As part of the loading process, the kernel supplies an AT_PHDR
value to userspace, which is meant to contain the virtual address of the main executable's program headers. The e_phoff
field of the ELF header contains the file offset of the main executable's program headers, which the kernel needs to translate into a virtual address.
As a reminder, there are three relevant address spaces in ELF files:
- File offsets (e.g.
e_phoff
in ELF header,p_offset
in program headers). - Ideal virtual adresses (e.g.
e_entry
in ELF header,p_vaddr
in program headers). - Actual virtual addresses.
The mapping between (1) and (2) is potentially non-linear; the PT_LOAD
program headers can set up an arbitrarily complex mapping if so desired. In contrast, the mapping between (2) and (3) is very simple, and consists of a single offset value (randomly) chosen by the kernel at load-time.
To translate e_phoff
from (1) to (2), the correct approach is to find the particular PT_LOAD
header whose p_offset
/ p_filesz
range covers e_phoff
, and then compute e_phoff + p_vaddr - p_offset
using that PT_LOAD
header. Unfortunately, before kernel commit 0da1d50027 in March 2022 (released in 5.17.2, backported to 5.16.19 / 5.15.33 / 5.10.110), the kernel took the first PT_LOAD
header and used that for doing e_phoff + p_vaddr - p_offset
. This bug is benign if the first PT_LOAD
header has a p_offset
/ p_filesz
range which covers e_phoff
, and this happens to be the case for most ELF files produced by most compilers. This bug is also benign if p_vaddr - p_offset
as computed for the first PT_LOAD
equals p_vaddr - p_offset
as for the PT_LOAD
whose file range covers e_phoff
.
In cases where the bug isn't benign, its consequences are bad: an incorrect AT_PHDR
value will cause the dynamic linker to either segfault or fail to properly perform dynamic linking of the target executable (which in turn will likely cause a segfault fairly quickly).

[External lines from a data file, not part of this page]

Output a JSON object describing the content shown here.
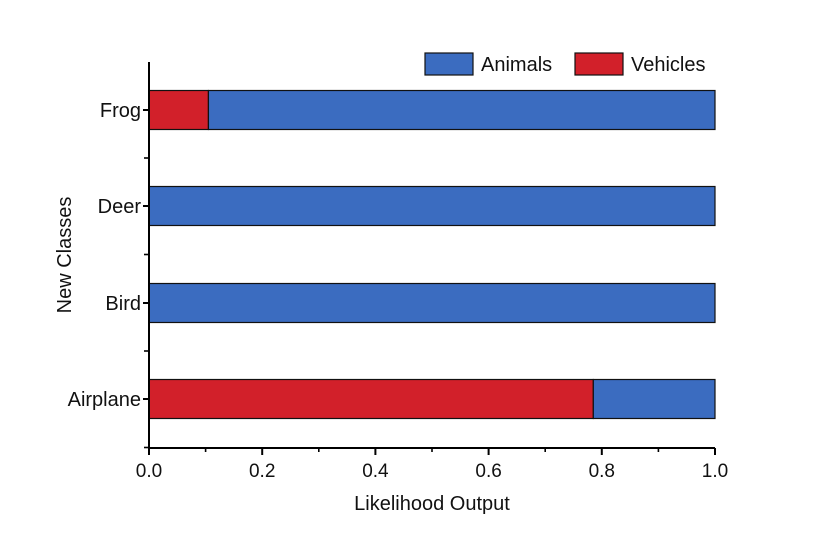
{
  "chart_data": {
    "type": "bar",
    "orientation": "horizontal",
    "stacked": true,
    "title": "",
    "xlabel": "Likelihood Output",
    "ylabel": "New Classes",
    "xlim": [
      0.0,
      1.0
    ],
    "xticks": [
      0.0,
      0.2,
      0.4,
      0.6,
      0.8,
      1.0
    ],
    "xtick_labels": [
      "0.0",
      "0.2",
      "0.4",
      "0.6",
      "0.8",
      "1.0"
    ],
    "categories": [
      "Airplane",
      "Bird",
      "Deer",
      "Frog"
    ],
    "series": [
      {
        "name": "Vehicles",
        "color": "#d2202a",
        "values": [
          0.785,
          0.0,
          0.0,
          0.105
        ]
      },
      {
        "name": "Animals",
        "color": "#3b6cc0",
        "values": [
          0.215,
          1.0,
          1.0,
          0.895
        ]
      }
    ],
    "legend": {
      "position": "top-right",
      "order": [
        "Animals",
        "Vehicles"
      ]
    },
    "grid": false
  }
}
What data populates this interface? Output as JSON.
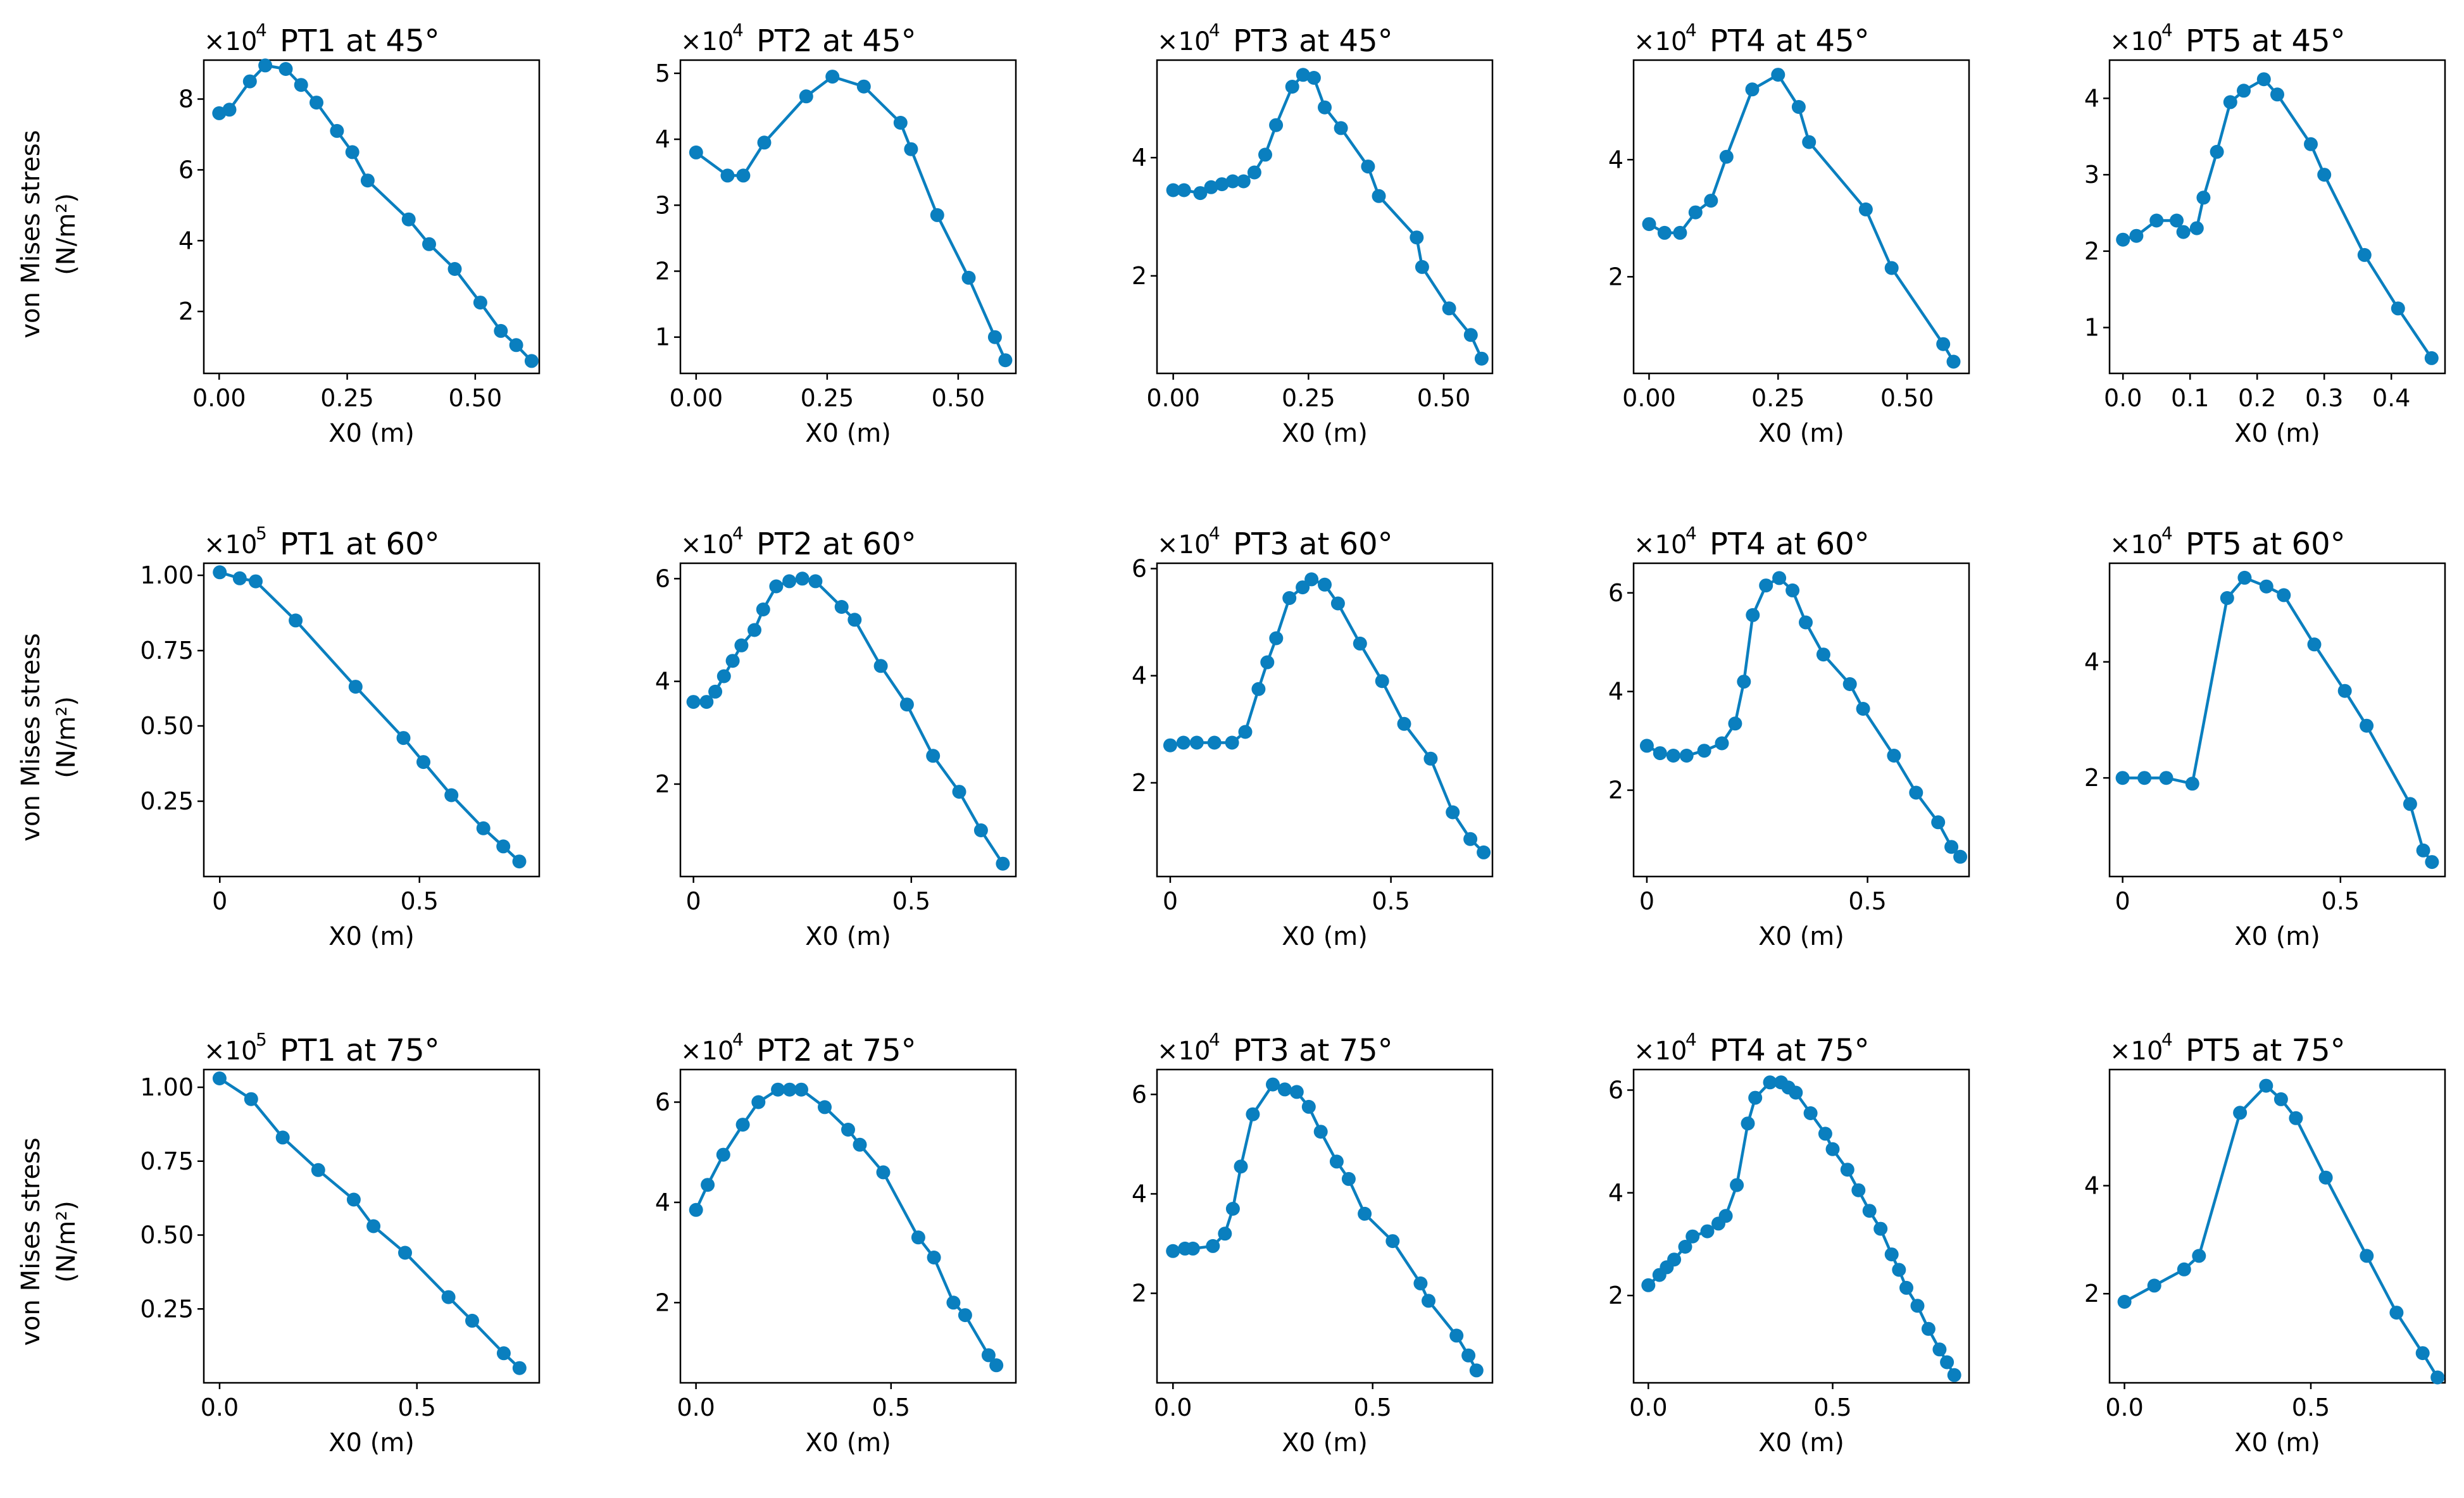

In cases where polyfill-glibc needs to change e_phoff
, this bug presents a problem. It can't re-order PT_LOAD
commands to put the PT_LOAD
covering e_phoff
at the start of the list, as PT_LOAD
commands need to be in ascending p_vaddr
order (per the ELF specification, "Loadable segment entries in the program header table appear in ascending order, sorted on the p_vaddr member", and most loaders rely on this). If the first PT_LOAD
command specified a non-zero p_vaddr
, then polyfill-glibc could carve out some new virtual address space before the first PT_LOAD
command. Unfortunately, it is common for dynamic libraries and position-independent executables to have p_vaddr
of their first PT_LOAD
be equal to zero, which leaves no space before it. Instead, polyfill-glibc will insert a new PT_LOAD
at the start of the list, with p_vaddr
equal to whatever was previously first (to maintain the sorted order), p_filesz
equal to zero (so that p_offset
is not used for anything ‡), and p_offset
set such that p_vaddr - p_offset
of this new PT_LOAD
equals p_vaddr - p_offset
of the PT_LOAD
covering the program headers.
(‡) Except that glibc's dynamic loader always passes p_offset
of the first PT_LOAD
as the offset value to mmap
when establishing the base address of dynamic libraries and position-independent executables, even if p_filesz
of that PT_LOAD
is zero. Accordingly, polyfill-glibc needs to keep the p_offset
value within the range of allowable values for an mmap
offset.
A similar bug exists in ldconfig
in glibc versions prior to 2.31 (released February 2020), albeit translating d_un.d_val
of DT_STRTAB
from address space (2) to address space (1), rather than translating e_phoff
from address space (1) to address space (2), but the summary is the same: it uses p_vaddr - p_offset
of the first PT_LOAD
rather than using p_vaddr - p_offset
of the PT_LOAD
covering DT_STRTAB
. To work around this, if polyfill-glibc needs to move either the program headers or the dynamic string table, then it'll move both, ensuring that the same new PT_LOAD
command covers both, and then the workaround for the kernel also fixes things for ldconfig
.